Sobre crescer, viver, e morrer…

Os meus filhos começaram recentemente a despertar para um tema sensível… a morte. Um dia, não há muito tempo atrás, perguntaram quem era o menino que estava com o papá na fotografia em casa dos avós. Explicamos-lhes que era o tio, o mano do papá, que já tinha morrido e que agora era uma estrelinha no céu a olhar por eles. Na altura ficaram satisfeitos com a explicação, mas com o passar do tempo, e ao digerirem melhor a informação, foram começando a falar no assunto várias vezes, a fazer perguntas e a dizer coisas como: “papá eu quero o teu mano na nossa casa!”.
Numa das vezes em que fizeram perguntas sobre o tio, expliquei-lhes que as pessoas morrem. Não é uma coisa que se escolha ou se queira, mas acontece. Que normalmente os velhotes da família são as pessoas que perdemos primeiro, mas que nem sempre é assim, e que por vezes a vida nos troca as voltas. Isto em linguagem que eles percebam é obra! Fiz o paralelismo falando do avô Camilo, que era o meu avô paterno, que perdi com 12 anos. Expliquei-lhes que a avó Luísa ficou sem o marido, o avô Rui sem o pai, e eu sem o avô, e que ele também era uma estrelinha a olhar por eles lá em cima no céu, apesar de nunca o terem conhecido! Na altura o Daniel disse-me que nunca tinha visto o avô Camilo, e eu prometi que lhe arranjava uma fotografia!
Esta semana, começaram a prestar atenção à música cinco do álbum de que falei acima. Chama-se “Onde foi o avô” e a letra diz assim:
“Onde foi o Avô?
Nunca mais o vi.
Onde foi o Avô?
Dizes que ele olha por mim.
Onde foi o Avô?
Dizes que ele olha por mim.
Mas se ele olha por mim,
eu às vezes estou na escola
ou brinco no jardim.
ou brinco no jardim.
Se ele vê mesmo assim,
tem de estar num sítio alto,
como o céu.
como o céu.
Onde foi o Avô?
Quero vê-lo e dar-lhe a mão
Se agora está no céu,
posso ir lá de avião.
Se agora está no céu,
posso ir lá de avião.
Pois se ele olha por mim,
eu às vezes vou à praia,
que é bem longe daqui.
que é bem longe daqui.
Se ele vê mesmo assim,
tem de estar num sítio alto,
onde não toco quando salto
e onde não se esquece de mim.”
onde não toco quando salto
e onde não se esquece de mim.”
Dei por eles [mais o Daniel, sempre mais o Daniel, pelo menos nas perguntas relacionadas com este tema] a cantar a letra baixinho e com um ar cabisbaixo, como se percebesse perfeitamente de que se estava a falar.

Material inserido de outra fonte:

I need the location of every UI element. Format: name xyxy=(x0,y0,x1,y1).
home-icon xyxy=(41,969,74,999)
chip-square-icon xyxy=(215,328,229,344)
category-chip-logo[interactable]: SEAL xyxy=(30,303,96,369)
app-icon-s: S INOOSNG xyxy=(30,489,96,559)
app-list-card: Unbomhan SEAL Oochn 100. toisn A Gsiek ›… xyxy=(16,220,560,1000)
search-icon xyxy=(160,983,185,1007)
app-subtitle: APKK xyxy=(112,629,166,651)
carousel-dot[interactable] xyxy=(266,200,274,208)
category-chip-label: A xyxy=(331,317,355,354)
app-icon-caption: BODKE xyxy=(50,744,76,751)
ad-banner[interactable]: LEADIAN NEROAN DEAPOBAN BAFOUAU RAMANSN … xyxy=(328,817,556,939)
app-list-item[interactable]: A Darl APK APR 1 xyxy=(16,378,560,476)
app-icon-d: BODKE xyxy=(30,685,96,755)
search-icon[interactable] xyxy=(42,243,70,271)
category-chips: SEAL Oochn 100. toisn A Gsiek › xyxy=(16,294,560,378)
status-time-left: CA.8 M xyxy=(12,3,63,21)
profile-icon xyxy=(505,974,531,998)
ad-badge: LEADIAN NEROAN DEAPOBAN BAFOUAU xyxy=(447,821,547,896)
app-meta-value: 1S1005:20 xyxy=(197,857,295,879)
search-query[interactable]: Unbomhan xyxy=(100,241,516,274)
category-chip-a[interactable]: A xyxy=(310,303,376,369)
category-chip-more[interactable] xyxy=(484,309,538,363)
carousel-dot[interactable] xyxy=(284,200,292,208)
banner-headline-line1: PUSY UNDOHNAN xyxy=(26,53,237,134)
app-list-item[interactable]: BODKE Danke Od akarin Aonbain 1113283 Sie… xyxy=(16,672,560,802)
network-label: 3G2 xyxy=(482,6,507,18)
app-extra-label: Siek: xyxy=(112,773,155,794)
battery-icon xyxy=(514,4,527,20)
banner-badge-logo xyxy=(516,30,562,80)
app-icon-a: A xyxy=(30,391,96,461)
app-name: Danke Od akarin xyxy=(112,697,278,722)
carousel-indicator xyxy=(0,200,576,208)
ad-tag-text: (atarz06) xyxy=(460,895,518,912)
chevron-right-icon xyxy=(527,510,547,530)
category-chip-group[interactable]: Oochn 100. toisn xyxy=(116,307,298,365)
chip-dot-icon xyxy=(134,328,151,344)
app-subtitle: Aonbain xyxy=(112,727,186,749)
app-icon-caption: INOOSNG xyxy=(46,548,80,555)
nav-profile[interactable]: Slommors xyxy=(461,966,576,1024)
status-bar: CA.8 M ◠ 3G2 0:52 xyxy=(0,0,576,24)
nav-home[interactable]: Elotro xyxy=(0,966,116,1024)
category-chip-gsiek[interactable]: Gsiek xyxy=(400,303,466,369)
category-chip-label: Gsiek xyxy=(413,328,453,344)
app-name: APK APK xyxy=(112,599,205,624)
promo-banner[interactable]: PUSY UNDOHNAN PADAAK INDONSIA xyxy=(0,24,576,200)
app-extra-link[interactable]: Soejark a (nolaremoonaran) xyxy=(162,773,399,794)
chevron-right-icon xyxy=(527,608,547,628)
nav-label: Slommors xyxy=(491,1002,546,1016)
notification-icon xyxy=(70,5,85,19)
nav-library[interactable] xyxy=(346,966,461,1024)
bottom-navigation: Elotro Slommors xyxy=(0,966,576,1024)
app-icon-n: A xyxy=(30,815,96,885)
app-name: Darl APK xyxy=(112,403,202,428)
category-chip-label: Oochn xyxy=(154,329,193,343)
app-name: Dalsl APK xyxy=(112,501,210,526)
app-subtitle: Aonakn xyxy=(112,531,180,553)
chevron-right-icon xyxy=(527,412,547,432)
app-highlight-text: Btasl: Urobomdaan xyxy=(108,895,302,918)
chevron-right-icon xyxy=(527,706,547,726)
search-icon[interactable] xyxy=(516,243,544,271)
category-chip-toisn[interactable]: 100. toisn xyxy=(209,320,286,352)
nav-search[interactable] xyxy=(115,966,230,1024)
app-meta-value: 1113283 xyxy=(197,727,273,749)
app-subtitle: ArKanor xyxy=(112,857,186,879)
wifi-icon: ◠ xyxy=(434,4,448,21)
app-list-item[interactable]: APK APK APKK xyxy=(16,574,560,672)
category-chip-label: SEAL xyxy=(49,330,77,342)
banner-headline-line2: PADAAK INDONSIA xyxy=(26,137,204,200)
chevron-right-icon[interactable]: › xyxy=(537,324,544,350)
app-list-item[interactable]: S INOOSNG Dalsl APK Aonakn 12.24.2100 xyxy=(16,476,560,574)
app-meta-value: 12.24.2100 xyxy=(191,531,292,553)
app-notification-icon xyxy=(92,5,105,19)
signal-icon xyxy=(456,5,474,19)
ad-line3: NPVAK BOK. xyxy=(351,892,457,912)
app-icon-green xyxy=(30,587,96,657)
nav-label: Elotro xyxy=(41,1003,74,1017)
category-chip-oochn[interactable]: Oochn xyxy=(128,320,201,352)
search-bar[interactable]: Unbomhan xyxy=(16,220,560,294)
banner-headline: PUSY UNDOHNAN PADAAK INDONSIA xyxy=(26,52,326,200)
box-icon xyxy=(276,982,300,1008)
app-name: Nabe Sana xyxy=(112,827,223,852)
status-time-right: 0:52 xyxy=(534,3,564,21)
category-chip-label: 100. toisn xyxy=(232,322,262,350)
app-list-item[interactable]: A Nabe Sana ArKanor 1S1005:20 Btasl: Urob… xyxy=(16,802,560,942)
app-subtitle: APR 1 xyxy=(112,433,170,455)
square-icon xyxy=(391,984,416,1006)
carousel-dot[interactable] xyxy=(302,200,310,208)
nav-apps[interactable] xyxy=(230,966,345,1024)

Ontem de manhã, ao descermos a escada para sair, cruzámo-nos com a nossa vizinha de baixo e com o filho adolescente. Cumprimentámo-nos e eles seguiram. O Daniel começou o seguinte diálogo comigo:
“D – Mamã, a Ana vai pó tabalho com o filho?
Eu – Sim filho, vai!
D – Mamã, mas ele não tá no carro. Tu pões eu e a mana no carro…
Eu – Pois não filho, ele já é crescido vai a pé. Tu qualquer dia também ficas crescido!
D – E tu mamã? Ficas bebé?
Eu – [Dei uma gargalhada] Não filho! Eu fico velhota!
D – E o papá?
Eu – O papá também fica velhote!
D – [com um ar angustiado, olhos muito abertos e voz preocupada] Mas eu não quero tu velhota…”
Peguei-lhe ao colo, disse-lhe que não precisava de se preocupar com isso, que ainda faltava muito tempo para eu ficar velhota e que ia estar sempre ao pé dele, mas percebi que foi invadido por um pânico que não percebe, sobre um tema que tem tentado entender com dificuldade e que o anda a preocupar.
Explicar a morte ou melhor, a vida, a uma criança é sempre complicado. Ainda assim, por vezes somos nós adultos que complicamos mais do que o necessário a explicação e procuramos dar repostas demasiado complicadas. Para mim, a única forma de tentar fazer com que entendam que há alguém próximo, que conheceram ou não, que já não cá, é exactamente dizendo isso. Sem demasiados detalhes, sem demasiados floreados. Apenas a verdade. E nisso, a letra da música da Luísa Sobral, é perfeita!